Jordan Peele has come to dominate the comedic horror genre.
Bursting out of the gate with Get Out and Us, Peele has established himself as one of the great voices of this generation. Now, with the release of Nope, Peele continues his trend of creating original and inventive sci-fi horror that subverts them our expectations with thought-provoking surprises.

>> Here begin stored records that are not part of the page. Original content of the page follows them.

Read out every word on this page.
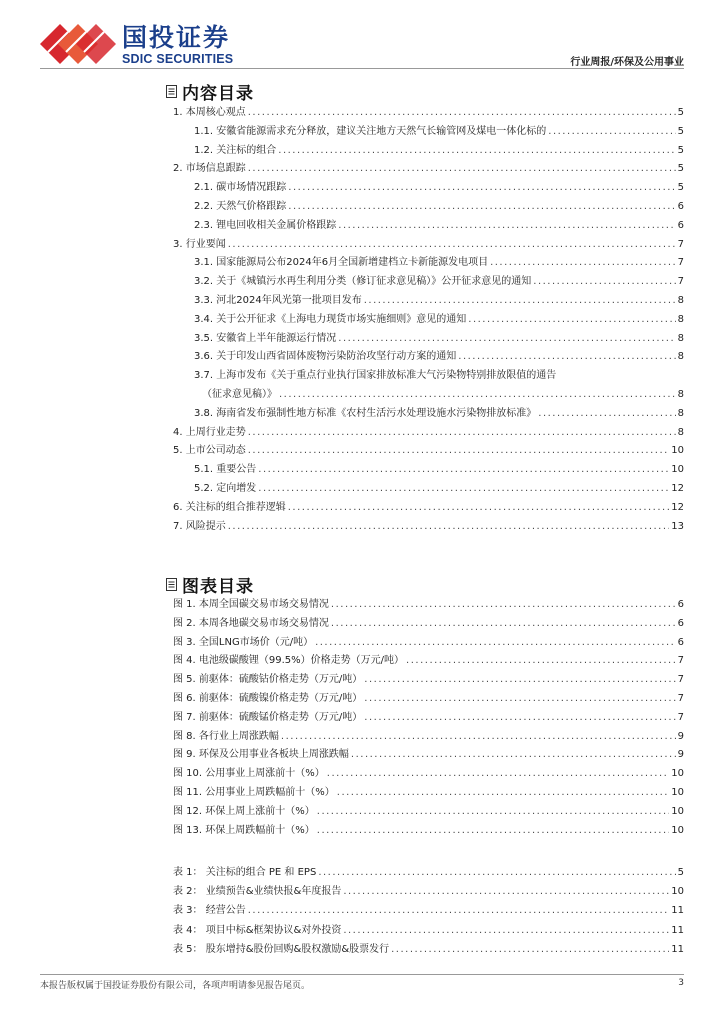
国投证券
SDIC SECURITIES	行业周报/环保及公用事业
内容目录
1. 本周核心观点 .....	5
1.1. 安徽省能源需求充分释放，建议关注地方天然气长输管网及煤电一体化标的 .....	5
1.2. 关注标的组合 .....	5
2. 市场信息跟踪 .....	5
2.1. 碳市场情况跟踪 .....	5
2.2. 天然气价格跟踪 .....	6
2.3. 锂电回收相关金属价格跟踪 .....	6
3. 行业要闻 .....	7
3.1. 国家能源局公布2024年6月全国新增建档立卡新能源发电项目 .....	7
3.2. 关于《城镇污水再生利用分类（修订征求意见稿）》公开征求意见的通知 .....	7
3.3. 河北2024年风光第一批项目发布 .....	8
3.4. 关于公开征求《上海电力现货市场实施细则》意见的通知 .....	8
3.5. 安徽省上半年能源运行情况 .....	8
3.6. 关于印发山西省固体废物污染防治攻坚行动方案的通知 .....	8
3.7. 上海市发布《关于重点行业执行国家排放标准大气污染物特别排放限值的通告
（征求意见稿）》 .....	8
3.8. 海南省发布强制性地方标准《农村生活污水处理设施水污染物排放标准》 .....	8
4. 上周行业走势 .....	8
5. 上市公司动态 .....	10
5.1. 重要公告 .....	10
5.2. 定向增发 .....	12
6. 关注标的组合推荐逻辑 .....	12
7. 风险提示 .....	13
图表目录
图 1. 本周全国碳交易市场交易情况 .....	6
图 2. 本周各地碳交易市场交易情况 .....	6
图 3. 全国LNG市场价（元/吨） .....	6
图 4. 电池级碳酸锂（99.5%）价格走势（万元/吨） .....	7
图 5. 前驱体：硫酸钴价格走势（万元/吨） .....	7
图 6. 前驱体：硫酸镍价格走势（万元/吨） .....	7
图 7. 前驱体：硫酸锰价格走势（万元/吨） .....	7
图 8. 各行业上周涨跌幅 .....	9
图 9. 环保及公用事业各板块上周涨跌幅 .....	9
图 10. 公用事业上周涨前十（%） .....	10
图 11. 公用事业上周跌幅前十（%） .....	10
图 12. 环保上周上涨前十（%） .....	10
图 13. 环保上周跌幅前十（%） .....	10
表 1： 关注标的组合 PE 和 EPS .....	5
表 2： 业绩预告&业绩快报&年度报告 .....	10
表 3： 经营公告 .....	11
表 4： 项目中标&框架协议&对外投资 .....	11
表 5： 股东增持&股份回购&股权激励&股票发行 .....	11
本报告版权属于国投证券股份有限公司，各项声明请参见报告尾页。	3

Set on a vast secluded desert range in California, Nope tells the story of OJ and Emerald Haywood (Daniel Kaluuya and Keke Palmer). After their father is killed in a freak accident, the two siblings are left to deal with the horses that they train for use in Hollywood films. However, mysterious things keep happening on the ranch. The power goes out, horses go missing, and debris falls from the sky. However, when the OJ and Emerald suspect that there’s an unidentified flying object in the sky, they become determined to get photographic evidence of this alien ship and prove to the world that there are life forms that are Not On Planet Earth.
Anchored by a tremendous cast, Nope is more than just pure spectacle. Featuring solid work from Steven Yeun, Michael Wincott and Brandon Perea, the film feels almost plausible due to the strength of their work. Nevertheless, the best performances comes from Kaluuya and Palmer. Having worked together on Get Out, Peele understands how to bring out the best in Kaluuya and that is certainly the case here. As the heavily burdened OJ, Kaluuya brings a confidence to the role that grounds the film. However, at the same time, Palmer absolutely shines as well, bringing a liveliness on screen that contrasts Kaluuya’s gravitas.
Classic sci-fi films often identify aliens as technologically-advanced sophisticated beings and, without spoilers, Peele brings his own unique spin to the genre. In this way, Nope is also a great love letter to old school Hollywood filmmaking, and acknowledges the role of the black community within that space. However, while both Get Out and Us have contained messages about social injustice within the Black community, Nope takes a slightly different approach. By using sci-fi tropes as his backdrop, Peele creates a film which both celebrates and satirizes our obsession with celebrity culture.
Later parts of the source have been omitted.